須澤紀信 presents “キシン伝心 Vol. 1”

2019年3月9日(土)下北沢440
昨年2018年9月に1stアルバム『半径50センチ』をリリース。まさに身の周りで起きた出来事や情景を描いた歌詞、近い距離から温もりを届けるような優しい歌声で話題を集める、シンガーソングライター・須澤紀信が、3月9日(土)下北沢440にて自身主催のイベント『キシン伝心 Vol.1』を開催した。1月26日(土)に行われた『キシン伝心Vol.0』に続き、第二弾となる今回は、ゲストパートナーにピアノ弾き語りシンガーソングライター・坂本タクヤを迎え、歌とトークで集まったお客さんを大いに楽しませた。
須澤紀信
開演時間を少し過ぎた頃、須澤紀信がステージに登場。
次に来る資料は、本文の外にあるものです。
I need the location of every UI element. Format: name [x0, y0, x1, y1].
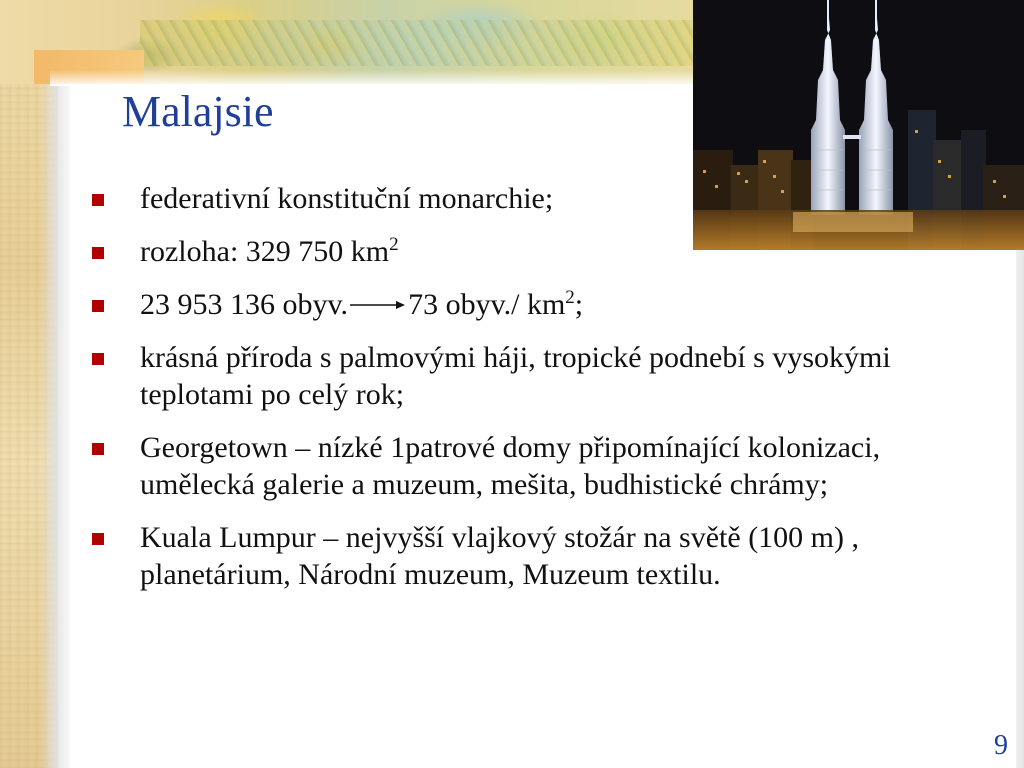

簡単な挨拶から、「大好きなアーティストを招いて、この日だけのユニットを組んで。弾き語りとは違う景色を見ていただきたいです」とイベント趣旨を語ると、デビュー曲でもある「はんぶんこ」のギター弾き語りでライブがスタート。アコギの温かいサウンドに乗せた、優しくも力強く芯のある歌声で聴かせる須澤。自分の弱さも描きながら、大切な人と出会えた喜びを歌うこの曲を聴くだけで、真っ直ぐで純粋な彼の魅力的な人柄も伝わってくる。
坂本タクヤ
続いて、ゲストパートナーである坂本タクヤを呼び込み、紹介とトーク。この日に向けたライブ配信で、2人のユニット名が“生イルカメロン”に決まったことを報告すると、生イルカメロンで坂本のオリジナル曲「日々」を演奏。ピアノの弾き語りで歌う坂本に、ギターとハーモニーで寄り添う須澤。美しく重なる2人の歌声と互いを引き立てる息の合った演奏に、観客から大きな拍手が起きる。
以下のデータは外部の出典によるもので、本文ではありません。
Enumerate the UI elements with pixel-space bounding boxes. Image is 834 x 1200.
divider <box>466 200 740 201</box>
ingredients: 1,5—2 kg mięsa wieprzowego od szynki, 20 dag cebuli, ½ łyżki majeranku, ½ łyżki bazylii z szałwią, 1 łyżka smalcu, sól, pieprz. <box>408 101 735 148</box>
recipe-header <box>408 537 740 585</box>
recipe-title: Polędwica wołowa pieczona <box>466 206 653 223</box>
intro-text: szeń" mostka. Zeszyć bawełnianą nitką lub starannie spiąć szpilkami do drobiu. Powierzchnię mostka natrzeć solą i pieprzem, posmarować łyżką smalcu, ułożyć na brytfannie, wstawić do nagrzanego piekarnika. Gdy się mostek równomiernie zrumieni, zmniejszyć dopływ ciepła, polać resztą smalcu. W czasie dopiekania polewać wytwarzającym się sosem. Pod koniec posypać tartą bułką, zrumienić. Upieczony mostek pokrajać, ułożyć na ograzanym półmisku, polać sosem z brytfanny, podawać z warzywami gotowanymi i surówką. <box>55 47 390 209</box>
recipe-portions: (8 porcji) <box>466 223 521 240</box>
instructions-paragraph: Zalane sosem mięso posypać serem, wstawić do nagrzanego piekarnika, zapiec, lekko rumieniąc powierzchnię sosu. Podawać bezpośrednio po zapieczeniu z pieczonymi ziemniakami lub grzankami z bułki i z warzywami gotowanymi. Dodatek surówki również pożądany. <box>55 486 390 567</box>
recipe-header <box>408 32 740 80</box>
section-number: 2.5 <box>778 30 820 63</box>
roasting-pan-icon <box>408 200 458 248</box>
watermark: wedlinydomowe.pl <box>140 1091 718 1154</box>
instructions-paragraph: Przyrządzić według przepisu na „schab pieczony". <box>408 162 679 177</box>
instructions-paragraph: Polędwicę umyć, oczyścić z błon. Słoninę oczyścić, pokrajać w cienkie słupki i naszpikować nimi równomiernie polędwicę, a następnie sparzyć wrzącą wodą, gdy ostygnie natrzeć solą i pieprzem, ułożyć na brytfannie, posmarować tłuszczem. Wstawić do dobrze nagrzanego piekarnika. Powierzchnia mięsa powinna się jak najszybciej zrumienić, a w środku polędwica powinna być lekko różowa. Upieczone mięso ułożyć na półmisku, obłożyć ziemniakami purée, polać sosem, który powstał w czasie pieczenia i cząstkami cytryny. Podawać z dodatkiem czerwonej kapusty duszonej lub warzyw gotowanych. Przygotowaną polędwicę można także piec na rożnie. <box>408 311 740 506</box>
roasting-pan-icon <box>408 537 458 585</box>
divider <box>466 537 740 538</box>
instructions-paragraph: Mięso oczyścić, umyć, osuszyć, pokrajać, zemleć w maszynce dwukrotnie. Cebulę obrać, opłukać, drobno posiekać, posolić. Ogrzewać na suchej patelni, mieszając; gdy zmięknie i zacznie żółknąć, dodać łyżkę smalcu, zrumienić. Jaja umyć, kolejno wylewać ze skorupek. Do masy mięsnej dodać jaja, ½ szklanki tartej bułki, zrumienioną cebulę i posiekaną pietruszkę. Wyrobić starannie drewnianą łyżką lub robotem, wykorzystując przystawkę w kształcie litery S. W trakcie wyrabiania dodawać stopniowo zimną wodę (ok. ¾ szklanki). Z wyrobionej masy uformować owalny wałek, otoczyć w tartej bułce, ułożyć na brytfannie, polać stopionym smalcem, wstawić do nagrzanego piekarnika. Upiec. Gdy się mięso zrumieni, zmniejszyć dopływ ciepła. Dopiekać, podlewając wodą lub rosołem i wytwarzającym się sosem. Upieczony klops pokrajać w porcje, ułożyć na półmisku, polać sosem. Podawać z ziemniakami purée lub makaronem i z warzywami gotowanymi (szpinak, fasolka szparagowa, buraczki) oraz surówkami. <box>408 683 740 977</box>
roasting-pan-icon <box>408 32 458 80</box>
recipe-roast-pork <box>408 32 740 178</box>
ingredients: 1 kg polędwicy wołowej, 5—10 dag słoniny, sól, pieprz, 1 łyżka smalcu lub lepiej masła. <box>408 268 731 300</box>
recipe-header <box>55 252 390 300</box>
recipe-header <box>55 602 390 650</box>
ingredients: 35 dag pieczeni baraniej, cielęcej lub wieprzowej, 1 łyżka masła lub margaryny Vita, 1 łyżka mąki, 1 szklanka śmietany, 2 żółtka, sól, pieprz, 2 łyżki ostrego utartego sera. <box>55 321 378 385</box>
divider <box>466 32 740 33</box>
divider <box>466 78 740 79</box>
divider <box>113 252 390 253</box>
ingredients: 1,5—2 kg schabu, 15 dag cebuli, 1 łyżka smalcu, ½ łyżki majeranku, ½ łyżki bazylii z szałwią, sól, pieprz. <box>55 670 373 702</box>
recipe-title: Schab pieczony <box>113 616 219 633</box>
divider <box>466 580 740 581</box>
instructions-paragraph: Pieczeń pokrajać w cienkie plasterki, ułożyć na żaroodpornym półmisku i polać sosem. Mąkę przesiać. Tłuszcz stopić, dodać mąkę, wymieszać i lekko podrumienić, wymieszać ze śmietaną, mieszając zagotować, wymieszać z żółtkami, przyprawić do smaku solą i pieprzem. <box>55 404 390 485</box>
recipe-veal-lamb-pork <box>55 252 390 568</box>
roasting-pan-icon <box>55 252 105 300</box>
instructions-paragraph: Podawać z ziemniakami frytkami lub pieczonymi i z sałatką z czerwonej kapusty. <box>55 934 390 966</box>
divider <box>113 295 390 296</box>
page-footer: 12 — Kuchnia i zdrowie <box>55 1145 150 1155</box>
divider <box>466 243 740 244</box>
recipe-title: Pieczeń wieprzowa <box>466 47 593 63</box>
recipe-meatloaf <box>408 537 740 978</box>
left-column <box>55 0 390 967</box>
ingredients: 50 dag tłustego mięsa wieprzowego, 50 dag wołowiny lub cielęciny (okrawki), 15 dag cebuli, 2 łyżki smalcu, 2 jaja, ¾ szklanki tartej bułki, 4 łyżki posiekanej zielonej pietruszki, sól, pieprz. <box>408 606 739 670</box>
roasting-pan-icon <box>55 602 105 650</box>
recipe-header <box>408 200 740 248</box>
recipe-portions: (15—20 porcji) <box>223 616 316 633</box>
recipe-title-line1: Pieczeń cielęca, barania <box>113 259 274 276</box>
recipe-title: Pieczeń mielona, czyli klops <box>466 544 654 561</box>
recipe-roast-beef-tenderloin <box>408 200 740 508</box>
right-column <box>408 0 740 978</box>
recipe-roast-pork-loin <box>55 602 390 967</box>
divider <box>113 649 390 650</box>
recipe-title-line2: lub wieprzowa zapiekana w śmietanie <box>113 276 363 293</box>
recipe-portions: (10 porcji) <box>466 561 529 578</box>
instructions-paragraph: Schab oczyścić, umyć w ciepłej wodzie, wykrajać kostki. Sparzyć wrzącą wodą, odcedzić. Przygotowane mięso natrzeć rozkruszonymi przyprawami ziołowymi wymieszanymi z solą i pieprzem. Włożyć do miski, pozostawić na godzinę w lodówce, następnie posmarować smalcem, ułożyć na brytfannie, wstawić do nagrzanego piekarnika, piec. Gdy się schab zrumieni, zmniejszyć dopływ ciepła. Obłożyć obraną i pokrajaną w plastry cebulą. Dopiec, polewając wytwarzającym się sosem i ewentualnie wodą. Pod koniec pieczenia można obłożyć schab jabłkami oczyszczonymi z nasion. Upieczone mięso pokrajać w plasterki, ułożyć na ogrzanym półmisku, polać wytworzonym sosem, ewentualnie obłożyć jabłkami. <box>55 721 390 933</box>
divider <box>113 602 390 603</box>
影響を受けたアーティストを語るトークコーナーでは、須澤が馬場俊英斉藤和義、坂本が森山直太朗中孝介の名前を上げ、斉藤和義「空に星が綺麗」と中孝介「花」を2人でカバー。互いのルーツが見える歌と演奏が、それぞれへの興味と理解をさらに深める。お客さんからの質問コーナーでどんな質問にも笑顔で気さくに答えてアットホームな雰囲気を作ると、坂本のオリジナル曲「帰ろうか」では、須澤が5歳から習っていたというバイオリンを演奏。温かく物悲しい夕焼け感のある楽曲に感傷的な歌声が感情を揺さぶると、バイオリンの美しい調べが広がりや奥行きを与える。
須澤紀信
続いて須澤がふたたびアコギを携え、2人で披露したのは須澤のオリジナル曲「いいんだよ」。ゆったりしたミディアムな曲調に乗せて、温かく伸びやかな歌声を聴かせる須澤。日々の不安を抱えるキミを包み込み、<いいんだよ>と全てを肯定するこの曲。坂本のピアノも美しく響く立体的なサウンドに乗せて、一人ひとりに優しく語りかけるように届けると、会場中がステージに魅了される。
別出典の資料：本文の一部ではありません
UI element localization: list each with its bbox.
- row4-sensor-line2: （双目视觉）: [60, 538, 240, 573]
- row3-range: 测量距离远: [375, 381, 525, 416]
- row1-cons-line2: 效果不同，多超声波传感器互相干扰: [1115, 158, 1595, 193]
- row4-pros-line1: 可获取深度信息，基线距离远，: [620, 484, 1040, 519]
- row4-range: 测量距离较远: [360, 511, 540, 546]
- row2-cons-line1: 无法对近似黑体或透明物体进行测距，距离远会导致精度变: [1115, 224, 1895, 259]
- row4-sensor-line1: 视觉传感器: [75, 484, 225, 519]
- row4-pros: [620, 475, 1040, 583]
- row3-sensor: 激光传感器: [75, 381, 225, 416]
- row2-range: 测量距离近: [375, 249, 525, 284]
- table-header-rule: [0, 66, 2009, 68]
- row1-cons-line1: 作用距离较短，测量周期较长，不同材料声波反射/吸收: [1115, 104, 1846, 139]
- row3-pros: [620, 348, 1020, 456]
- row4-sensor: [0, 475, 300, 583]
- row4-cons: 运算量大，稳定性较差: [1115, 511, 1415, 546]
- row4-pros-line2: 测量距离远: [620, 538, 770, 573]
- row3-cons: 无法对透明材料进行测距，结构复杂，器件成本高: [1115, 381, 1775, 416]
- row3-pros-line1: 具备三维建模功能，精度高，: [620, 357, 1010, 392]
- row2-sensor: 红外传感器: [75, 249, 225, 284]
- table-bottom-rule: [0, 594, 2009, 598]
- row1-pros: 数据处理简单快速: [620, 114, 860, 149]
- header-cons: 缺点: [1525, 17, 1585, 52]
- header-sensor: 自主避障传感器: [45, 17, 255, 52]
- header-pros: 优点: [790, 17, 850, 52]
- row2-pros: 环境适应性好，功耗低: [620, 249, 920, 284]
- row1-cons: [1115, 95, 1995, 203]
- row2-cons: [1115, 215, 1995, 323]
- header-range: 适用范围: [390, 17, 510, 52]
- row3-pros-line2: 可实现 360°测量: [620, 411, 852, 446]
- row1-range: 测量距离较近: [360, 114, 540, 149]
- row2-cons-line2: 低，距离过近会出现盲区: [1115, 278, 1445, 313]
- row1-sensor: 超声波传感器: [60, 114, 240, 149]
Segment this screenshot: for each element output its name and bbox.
ラストは須澤がこの日のために、坂本をイメージして書き下ろしたという、生イルカメロン唯一のオリジナル曲「アソート」。「“はんぶんこ”も詰め合わせを意味する“アソート”も、実は同じ意味なんじゃないかと思った」と須澤が語り、「すごい良い曲で驚いた」と坂本が感想を述べたこの曲。たっぷり愛情を詰め込んだ穏やかなラブソングは、須澤の温かみのある歌声と坂本のハイトーンが心地よく重なり、2人のイメージにピッタリ。ドラマチックな展開も聴き応え十分で、この日限りではもったいないくらいの素晴らしい楽曲でライブを締めくくると会場は温かい拍手で包まれ、イベントは大団円で幕を閉じた。
坂本タクヤ、須澤紀信
5月18日(土)には渋谷RUIDO.K2にて、『2ndワンマンライブ ~ボクの街、キミの街~』を開催する須澤紀信。音源で聴くのももちろん良いが、息遣いまで分かる小さなライブハウスだからこそ伝わる温かみ、生でしか観ることのできない表情があることをこの日のライブで再確認した。半径50cmとはいかないが、限りなく近いところからキミに温もりを届けてくれる、須澤紀信のライブをぜひ体感して欲しい。